Dr Poh added that it would be hard to say if there are any long-term detrimental effects of the haze on pets, as there haven't been many studies done.
A check with Wildlife Reserves Singapore - which runs the Singapore Zoo - revealed that its attractions are "not facing any pressing health issues with the animals" as a result of the haze.
A spokesman said: "The zookeepers and vets at Wildlife Reserves Singapore will continue to monitor the health and behaviour of the animals and carry out prompt action when necessary."

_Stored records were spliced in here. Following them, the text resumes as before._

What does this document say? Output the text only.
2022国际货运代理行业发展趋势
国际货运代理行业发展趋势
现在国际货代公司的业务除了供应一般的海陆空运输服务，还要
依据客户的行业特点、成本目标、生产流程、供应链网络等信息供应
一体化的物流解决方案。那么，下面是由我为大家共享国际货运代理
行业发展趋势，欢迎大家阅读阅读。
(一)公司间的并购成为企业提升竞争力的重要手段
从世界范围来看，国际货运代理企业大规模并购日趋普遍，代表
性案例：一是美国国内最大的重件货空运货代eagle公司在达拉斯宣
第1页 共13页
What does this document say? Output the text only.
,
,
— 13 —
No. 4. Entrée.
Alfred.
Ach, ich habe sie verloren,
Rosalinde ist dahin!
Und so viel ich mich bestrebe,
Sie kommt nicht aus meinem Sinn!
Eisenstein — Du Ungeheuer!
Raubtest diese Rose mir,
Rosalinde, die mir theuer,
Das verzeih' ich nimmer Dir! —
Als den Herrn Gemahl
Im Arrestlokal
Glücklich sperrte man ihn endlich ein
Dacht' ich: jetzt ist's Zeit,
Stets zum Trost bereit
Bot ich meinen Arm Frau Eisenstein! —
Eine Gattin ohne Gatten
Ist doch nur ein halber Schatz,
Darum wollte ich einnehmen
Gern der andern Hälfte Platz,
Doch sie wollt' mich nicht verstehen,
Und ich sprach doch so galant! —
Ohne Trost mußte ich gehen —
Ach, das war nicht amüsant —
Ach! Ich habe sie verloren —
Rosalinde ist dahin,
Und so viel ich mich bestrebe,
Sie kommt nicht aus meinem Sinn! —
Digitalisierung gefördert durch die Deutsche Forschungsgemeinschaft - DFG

Mount Pleasant Animal Medical Centre advises pet owners to keep their animals indoors when possible, and to turn on the air-conditioner or fan.
If walks are necessary, do so within the house. Wipe down the face, body and paws of the animal thoroughly with a damp cloth after walks.
Use eye drops two to three times daily to flush away possible eye irritants. Also monitor the pet for redness of the eyes, abnormal eye discharge, and excessive sneezing or coughing. If conditions persist, take the animal to a vet.